Saúde
Cientistas querem copiar estrutura do coronavírus para tratar o câncer
Estrutura do novo coronavírus pode inspirar desenho de nanopartículas para uso terapêutico contra o câncer, levando medicamentos diretamente às células do tumor.
Vírus artificial contra câncer
Algumas características estruturais que dão grande eficiência ao coronavírus SARS-CoV-2 para interagir com seus alvos nas células humanas estão servindo de inspiração para cientistas.
A ideia é se inspirar na eficiência do vírus da covid-19 para criar nanopartículas capazes de carregar e liberar medicamentos de forma mais bem controlada.
Embora ainda não esteja claro se essa técnica poderá ajudar especificamente quem tem covid-19, ela certamente poderá ajudar muito no tratamento do câncer, além de infecções e inflamações.

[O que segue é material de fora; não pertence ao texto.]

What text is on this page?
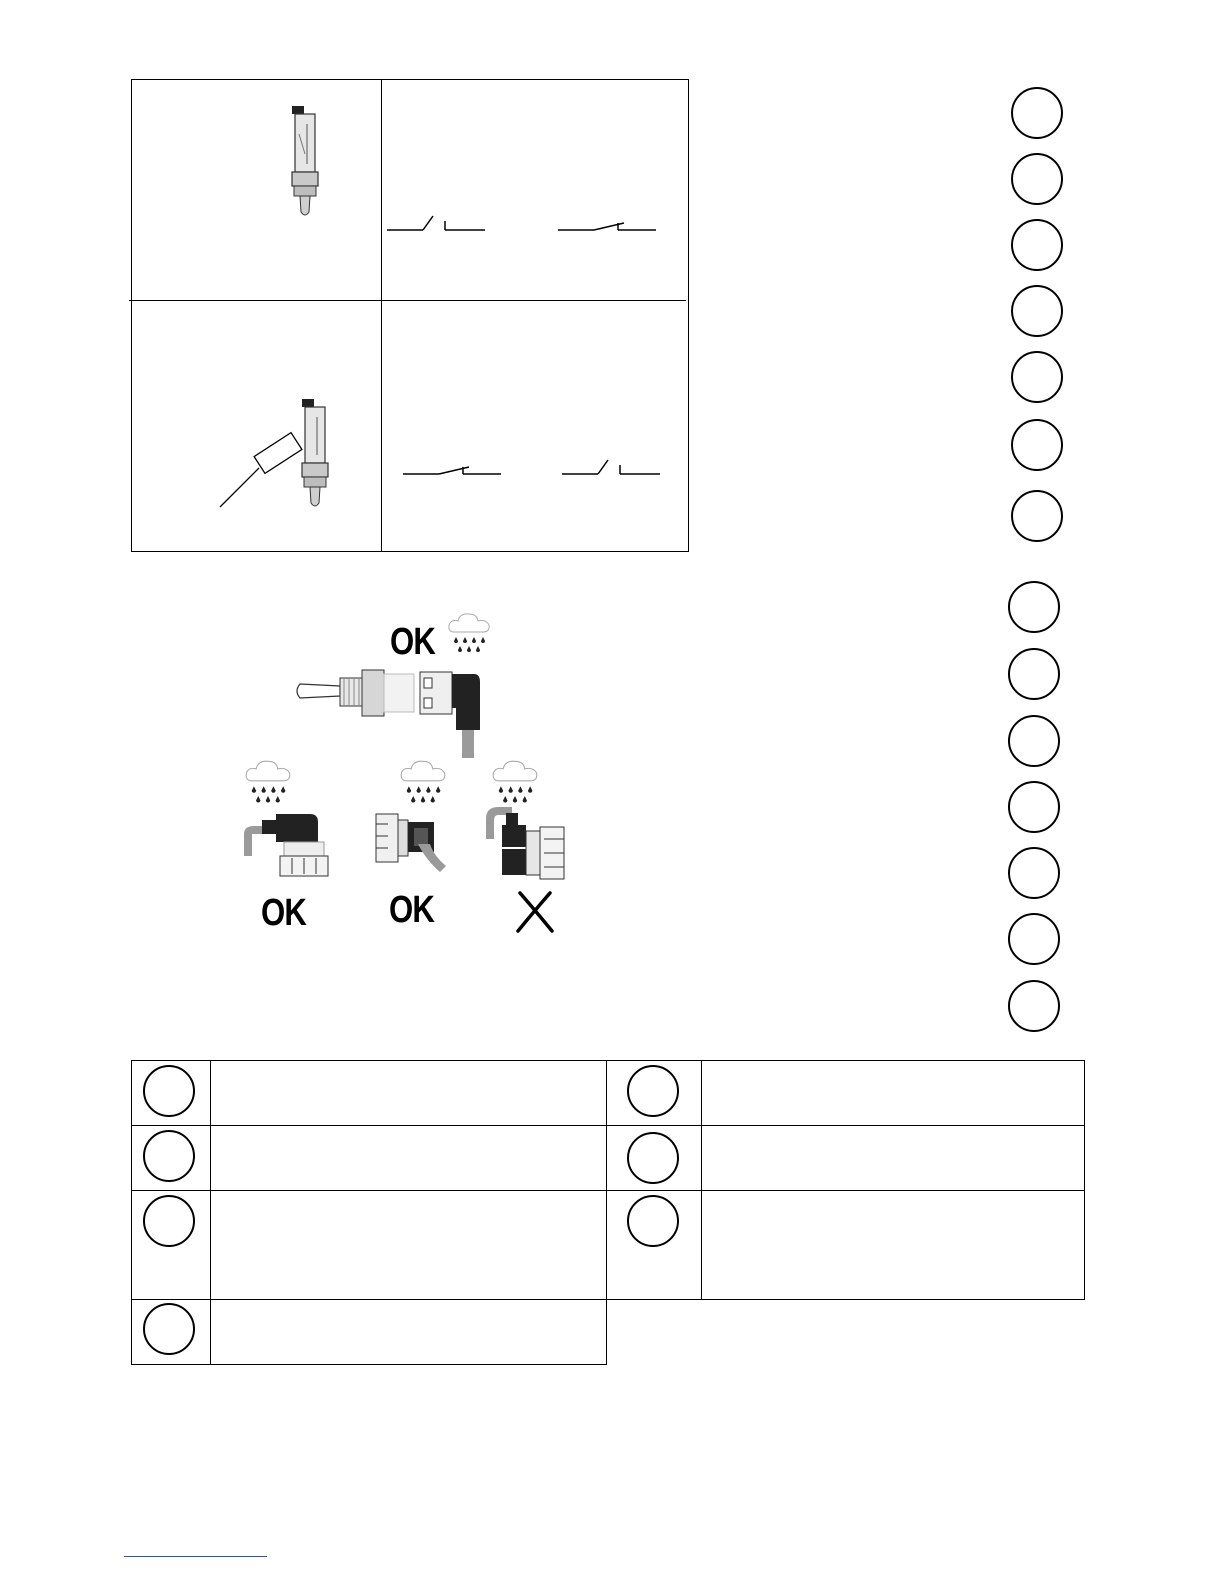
OK
OK OK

“O SARS-CoV-2 é uma nanopartícula extremamente eficiente na interação com seus receptores-alvo e pode servir de modelo para o desenvolvimento de nanopartículas sintéticas para aplicações biológicas mais direcionadas,” disse o pesquisador Mateus Borba Cardoso, do CNPEM (Centro Nacional de Pesquisa em Energia e Materiais).
Eficiência do SARS-CoV-2
Os vírus em geral são nanopartículas naturais, em escala nanométrica (da bilionésima parte do metro), que interagem de modo preciso e eficiente com o maquinário biológico dos seres vivos. Graças a características de sua estrutura muito homogênea, eles conseguem excelentes resultados de infecção e, consequentemente, de replicação.
No caso do SARS-CoV-2, um dos fatores que permitiram ao vírus se tornar altamente contagioso é justamente sua eficiência em acertar o seu alvo.
A principal porta de entrada do novo coronavírus no corpo humano é o nariz, de onde o vírus se espalha para todo o trato respiratório. Nessa região, se encontra alojada nas células epiteliais dos cílios móveis a proteína ACE2, com a qual o SARS-CoV-2 se liga para viabilizar a infecção.
A interação do SARS-CoV-2 com os cílios micrométricos das células epiteliais do nariz apresenta vantagens consideráveis para o vírus. Primeiro, porque o comprimento dos cílios é cerca de 50 vezes o tamanho do vírus – de mais ou menos 5 micrômetros, contra aproximadamente 100 nanômetros. Em segundo lugar, porque a interação com o vírus prejudica a função adequada das células em estágios posteriores da doença, inibindo a depuração de muco que poderia prevenir futuras infecções virais.
“A chave que desencadeia a covid-19 é uma interação guiada entre o SARS-CoV-2 com o receptor ACE2 nas células nasais, com o qual apresenta uma afinidade de ligação dez vezes mais forte do que o SARS-CoV, embora ambos compartilhem 76% da sequência genética da proteína spike [proteína de pico, com a qual o vírus se liga ao receptor ACE2 das células humanas],” explicou Mateus.